I am invisible.
You cannot see me.
You cannot smell me.
And, apart from my growling stomach, you cannot hear me.
I am dressed in camouflage, covered in scent-killing spray, perched about 17 feet off the ground in a tree stand near the Delaware State Forest in the Poconos woods of Pennsylvania.
It’s late October and my guide to all things deer hunting is Mike Kuhns, sports editor for the Pocono Record in Stroudsburg, Pa., and a lifelong sportsman.
I am an urban urchin who grew up in New York City. My outdoors experiences were limited to visits to the New York Botanical Garden in the Bronx, a few overnight campouts with the Boy Scouts and one memorable camping trip 30 years ago with my About Men Radio crewmates.
I am a mere Padawan to Mike, a Master Jedi of the outdoors.
On this day, Mike is hunting deer with a compound bow. Me? I am armed with a smartphone and a recorder.
This time of year is the beginning of the “chase” season. It’s the prequel to the full-on, raging-hormone-fueled rut in which male deer will range for miles seeking a one-night stand.
Before we set out, Mike inventories various noise-making devices, including a bundle of sticks in a bag that he rubs between his palms. The noise, which mimics the sound of two bucks banging antlers for territory, is designed to arouse their curiosity and draw them closer.

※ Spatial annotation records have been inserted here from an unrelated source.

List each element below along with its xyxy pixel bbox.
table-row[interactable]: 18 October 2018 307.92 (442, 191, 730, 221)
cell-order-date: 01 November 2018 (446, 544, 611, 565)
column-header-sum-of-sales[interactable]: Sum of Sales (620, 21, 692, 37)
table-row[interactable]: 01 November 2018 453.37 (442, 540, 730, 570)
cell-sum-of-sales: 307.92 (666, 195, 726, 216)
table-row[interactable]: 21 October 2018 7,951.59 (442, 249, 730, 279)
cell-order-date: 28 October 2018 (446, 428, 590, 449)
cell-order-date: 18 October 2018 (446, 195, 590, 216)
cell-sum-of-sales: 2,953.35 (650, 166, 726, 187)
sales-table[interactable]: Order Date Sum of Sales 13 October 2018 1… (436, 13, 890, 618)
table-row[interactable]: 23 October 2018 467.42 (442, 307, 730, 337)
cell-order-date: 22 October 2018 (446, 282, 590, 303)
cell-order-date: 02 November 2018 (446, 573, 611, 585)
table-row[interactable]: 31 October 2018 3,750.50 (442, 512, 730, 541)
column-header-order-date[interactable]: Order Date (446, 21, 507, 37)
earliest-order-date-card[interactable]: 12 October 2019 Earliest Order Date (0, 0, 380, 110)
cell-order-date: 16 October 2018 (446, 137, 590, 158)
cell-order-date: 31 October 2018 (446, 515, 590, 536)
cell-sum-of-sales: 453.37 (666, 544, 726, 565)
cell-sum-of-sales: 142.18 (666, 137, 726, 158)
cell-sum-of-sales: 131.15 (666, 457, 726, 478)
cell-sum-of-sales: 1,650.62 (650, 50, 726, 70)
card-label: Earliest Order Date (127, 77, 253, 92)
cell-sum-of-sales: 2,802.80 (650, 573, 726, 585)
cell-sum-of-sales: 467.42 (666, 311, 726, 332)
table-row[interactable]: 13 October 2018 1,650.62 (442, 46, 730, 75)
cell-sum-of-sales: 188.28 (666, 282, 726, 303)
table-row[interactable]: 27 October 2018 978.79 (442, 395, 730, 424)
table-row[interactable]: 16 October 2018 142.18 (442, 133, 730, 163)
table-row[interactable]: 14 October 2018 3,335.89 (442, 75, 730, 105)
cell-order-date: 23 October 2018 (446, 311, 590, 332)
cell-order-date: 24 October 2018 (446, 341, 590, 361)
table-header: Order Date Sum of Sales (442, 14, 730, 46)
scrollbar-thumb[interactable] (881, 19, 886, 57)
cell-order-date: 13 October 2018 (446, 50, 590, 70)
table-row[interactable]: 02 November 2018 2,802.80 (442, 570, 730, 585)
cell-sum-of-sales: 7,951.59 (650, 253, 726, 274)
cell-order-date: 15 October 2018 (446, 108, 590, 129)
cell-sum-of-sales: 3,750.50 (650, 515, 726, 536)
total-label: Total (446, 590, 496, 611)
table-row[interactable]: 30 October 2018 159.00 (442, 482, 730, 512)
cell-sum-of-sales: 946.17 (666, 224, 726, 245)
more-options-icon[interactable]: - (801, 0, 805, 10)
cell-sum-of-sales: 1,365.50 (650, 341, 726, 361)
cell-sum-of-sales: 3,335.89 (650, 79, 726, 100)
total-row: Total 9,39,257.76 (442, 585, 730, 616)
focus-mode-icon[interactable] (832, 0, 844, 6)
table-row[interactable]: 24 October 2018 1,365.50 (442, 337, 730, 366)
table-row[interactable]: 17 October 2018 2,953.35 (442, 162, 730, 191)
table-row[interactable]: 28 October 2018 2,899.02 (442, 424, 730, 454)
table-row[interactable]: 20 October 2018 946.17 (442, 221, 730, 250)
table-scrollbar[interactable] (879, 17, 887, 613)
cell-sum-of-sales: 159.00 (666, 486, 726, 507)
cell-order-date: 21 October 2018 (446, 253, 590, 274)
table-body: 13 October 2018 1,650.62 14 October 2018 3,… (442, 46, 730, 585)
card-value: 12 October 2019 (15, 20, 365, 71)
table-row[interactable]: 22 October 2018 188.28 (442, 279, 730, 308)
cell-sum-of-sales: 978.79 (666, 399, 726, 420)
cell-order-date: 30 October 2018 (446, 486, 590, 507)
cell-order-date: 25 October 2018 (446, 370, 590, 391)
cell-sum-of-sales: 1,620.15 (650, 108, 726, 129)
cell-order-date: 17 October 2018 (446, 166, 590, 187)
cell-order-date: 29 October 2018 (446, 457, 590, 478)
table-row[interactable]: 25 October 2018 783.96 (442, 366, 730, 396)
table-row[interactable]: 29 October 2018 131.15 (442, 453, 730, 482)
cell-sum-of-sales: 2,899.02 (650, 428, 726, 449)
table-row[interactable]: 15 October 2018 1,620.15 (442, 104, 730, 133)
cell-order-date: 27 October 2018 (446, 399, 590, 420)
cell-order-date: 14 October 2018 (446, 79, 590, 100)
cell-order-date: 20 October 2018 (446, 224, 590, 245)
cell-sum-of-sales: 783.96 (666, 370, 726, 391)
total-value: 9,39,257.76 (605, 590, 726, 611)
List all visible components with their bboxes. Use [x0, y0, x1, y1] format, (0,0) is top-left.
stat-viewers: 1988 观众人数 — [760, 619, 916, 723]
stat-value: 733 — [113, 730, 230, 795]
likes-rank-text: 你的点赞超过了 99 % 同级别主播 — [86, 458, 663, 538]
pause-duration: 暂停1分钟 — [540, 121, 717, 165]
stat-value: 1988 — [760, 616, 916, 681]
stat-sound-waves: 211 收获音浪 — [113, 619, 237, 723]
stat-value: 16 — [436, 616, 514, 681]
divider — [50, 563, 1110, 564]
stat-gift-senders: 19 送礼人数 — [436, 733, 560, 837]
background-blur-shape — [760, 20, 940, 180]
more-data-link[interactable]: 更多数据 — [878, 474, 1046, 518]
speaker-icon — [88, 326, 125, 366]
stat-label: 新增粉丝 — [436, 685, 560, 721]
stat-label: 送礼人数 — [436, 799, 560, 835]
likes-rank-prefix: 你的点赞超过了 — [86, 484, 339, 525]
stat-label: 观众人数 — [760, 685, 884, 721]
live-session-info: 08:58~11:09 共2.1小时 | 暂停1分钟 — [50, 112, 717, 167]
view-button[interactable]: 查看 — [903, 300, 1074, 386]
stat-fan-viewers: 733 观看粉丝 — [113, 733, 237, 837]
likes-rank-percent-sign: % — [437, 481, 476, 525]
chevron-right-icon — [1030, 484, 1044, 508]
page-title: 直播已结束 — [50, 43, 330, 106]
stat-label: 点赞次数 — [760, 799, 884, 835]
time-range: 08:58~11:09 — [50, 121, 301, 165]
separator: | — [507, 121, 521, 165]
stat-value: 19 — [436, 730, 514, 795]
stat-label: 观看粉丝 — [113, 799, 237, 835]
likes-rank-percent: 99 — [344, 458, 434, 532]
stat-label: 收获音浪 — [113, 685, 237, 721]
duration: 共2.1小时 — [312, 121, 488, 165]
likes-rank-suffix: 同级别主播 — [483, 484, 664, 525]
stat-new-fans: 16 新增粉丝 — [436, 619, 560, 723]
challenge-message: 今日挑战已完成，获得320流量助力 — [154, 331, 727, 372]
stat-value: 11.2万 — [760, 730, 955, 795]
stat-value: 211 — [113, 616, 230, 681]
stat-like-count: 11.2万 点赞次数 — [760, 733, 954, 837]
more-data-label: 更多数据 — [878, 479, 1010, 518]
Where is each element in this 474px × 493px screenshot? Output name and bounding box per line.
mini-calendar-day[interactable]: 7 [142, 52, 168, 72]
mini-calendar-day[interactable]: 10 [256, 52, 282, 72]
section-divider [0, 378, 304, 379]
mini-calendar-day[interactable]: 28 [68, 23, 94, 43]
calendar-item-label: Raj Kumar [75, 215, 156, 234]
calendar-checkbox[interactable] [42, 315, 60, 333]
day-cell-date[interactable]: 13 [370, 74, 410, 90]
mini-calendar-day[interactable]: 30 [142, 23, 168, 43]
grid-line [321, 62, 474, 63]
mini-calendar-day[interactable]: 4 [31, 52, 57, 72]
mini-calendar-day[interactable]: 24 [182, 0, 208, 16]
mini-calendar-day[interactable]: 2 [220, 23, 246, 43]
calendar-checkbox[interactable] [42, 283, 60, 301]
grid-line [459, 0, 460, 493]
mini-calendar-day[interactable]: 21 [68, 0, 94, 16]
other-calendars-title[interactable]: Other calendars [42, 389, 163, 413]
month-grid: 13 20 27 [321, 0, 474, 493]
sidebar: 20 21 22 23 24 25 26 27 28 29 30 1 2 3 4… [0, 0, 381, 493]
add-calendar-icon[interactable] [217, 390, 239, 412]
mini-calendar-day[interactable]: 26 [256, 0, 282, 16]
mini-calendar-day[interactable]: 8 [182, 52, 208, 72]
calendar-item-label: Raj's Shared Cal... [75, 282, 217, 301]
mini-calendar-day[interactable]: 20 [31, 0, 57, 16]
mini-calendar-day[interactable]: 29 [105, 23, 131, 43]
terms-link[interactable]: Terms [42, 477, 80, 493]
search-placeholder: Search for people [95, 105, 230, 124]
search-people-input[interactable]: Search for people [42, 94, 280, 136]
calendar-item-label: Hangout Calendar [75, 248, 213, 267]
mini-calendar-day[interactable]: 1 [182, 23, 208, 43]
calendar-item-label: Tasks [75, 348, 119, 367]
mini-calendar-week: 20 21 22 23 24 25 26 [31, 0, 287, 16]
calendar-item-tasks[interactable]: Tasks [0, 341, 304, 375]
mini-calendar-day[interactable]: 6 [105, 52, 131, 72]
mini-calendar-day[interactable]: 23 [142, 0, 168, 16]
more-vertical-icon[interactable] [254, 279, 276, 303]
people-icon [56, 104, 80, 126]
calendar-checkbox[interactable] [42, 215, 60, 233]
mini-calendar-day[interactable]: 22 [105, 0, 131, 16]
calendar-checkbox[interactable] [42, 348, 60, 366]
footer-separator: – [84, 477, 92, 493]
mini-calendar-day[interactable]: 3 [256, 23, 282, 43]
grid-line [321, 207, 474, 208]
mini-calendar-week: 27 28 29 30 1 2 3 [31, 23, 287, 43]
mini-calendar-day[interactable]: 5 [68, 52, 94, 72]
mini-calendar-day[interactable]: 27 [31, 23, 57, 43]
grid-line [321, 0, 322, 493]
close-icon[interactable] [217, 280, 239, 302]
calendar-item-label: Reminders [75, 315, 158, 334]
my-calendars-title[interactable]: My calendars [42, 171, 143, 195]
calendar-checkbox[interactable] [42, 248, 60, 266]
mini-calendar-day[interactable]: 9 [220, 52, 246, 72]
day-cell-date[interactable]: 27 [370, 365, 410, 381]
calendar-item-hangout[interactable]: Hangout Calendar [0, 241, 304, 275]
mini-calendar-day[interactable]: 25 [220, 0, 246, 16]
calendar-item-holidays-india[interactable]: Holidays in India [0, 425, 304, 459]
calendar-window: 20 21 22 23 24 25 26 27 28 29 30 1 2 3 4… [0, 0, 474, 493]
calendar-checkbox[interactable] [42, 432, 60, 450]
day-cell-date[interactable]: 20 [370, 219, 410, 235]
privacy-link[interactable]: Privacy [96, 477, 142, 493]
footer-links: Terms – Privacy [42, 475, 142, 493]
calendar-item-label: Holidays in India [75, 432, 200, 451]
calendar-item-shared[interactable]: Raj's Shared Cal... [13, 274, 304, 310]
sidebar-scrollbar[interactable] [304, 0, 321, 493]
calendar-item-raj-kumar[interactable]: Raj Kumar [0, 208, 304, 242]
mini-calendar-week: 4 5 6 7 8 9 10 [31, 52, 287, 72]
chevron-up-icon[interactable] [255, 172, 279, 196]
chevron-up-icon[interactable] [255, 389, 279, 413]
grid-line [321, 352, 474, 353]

As Mike outfits me in a camo jacket, he explains that he washes his hunting gear in special fragrant-free detergent. He sprays us, including the bottom of our boots, with a scent-killing spray.
“The key to deer hunting is beating their nose,” he says.
The sounds of our feet kicking through fallen leaves and the sight of our breath, illuminated by our headlamps, are the only things disturbing the predawn stillness of the forest.
We stop and Mike takes out a long cord called a drag rope. At its end are thick strands that he dips into a small bottle of pungent deer estrus.
I drag the rope behind me to mask our scent and leave an inviting, c’mere-big-boy smell for bucks. The aroma of doe pheromone faintly clings to my clothes.
I learn a lot about deer habits from Mike. It’s all very “Wildlife: CSI.”
He points to telltale signs of deer activity that I walked right past: a clearing where bucks scraped away leaves and dirt and urinated to mark their territory or where one rubbed his antlers against a tree, stripping away some of the bark.
We’re in our perches by 6:22 a.m., a solid hour before sunrise. Although we are above the sight and scent lines of the deer, “it doesn’t mean you can sing and dance up there,” Mike says.
So I try to remain as still as possible. Hunting is not for the fidgety.
I hear the thrum of traffic from nearby Route 402. I also swear that several times I hear the heavy movement of leaves, as if something was approaching, but nothing ever appears in my line of sight.
Mike tells me later that with the way sound travels in the stillness of the woods, a deer or bear a distance away could have been passing through and it would have sounded like it was over my shoulder.
After about three hours of sighting nothing but chipmunks and squirrels, we head back.
But Mike is brimming with enthusiasm about the morning’s outing.
Hunting is not always about the kill, he says.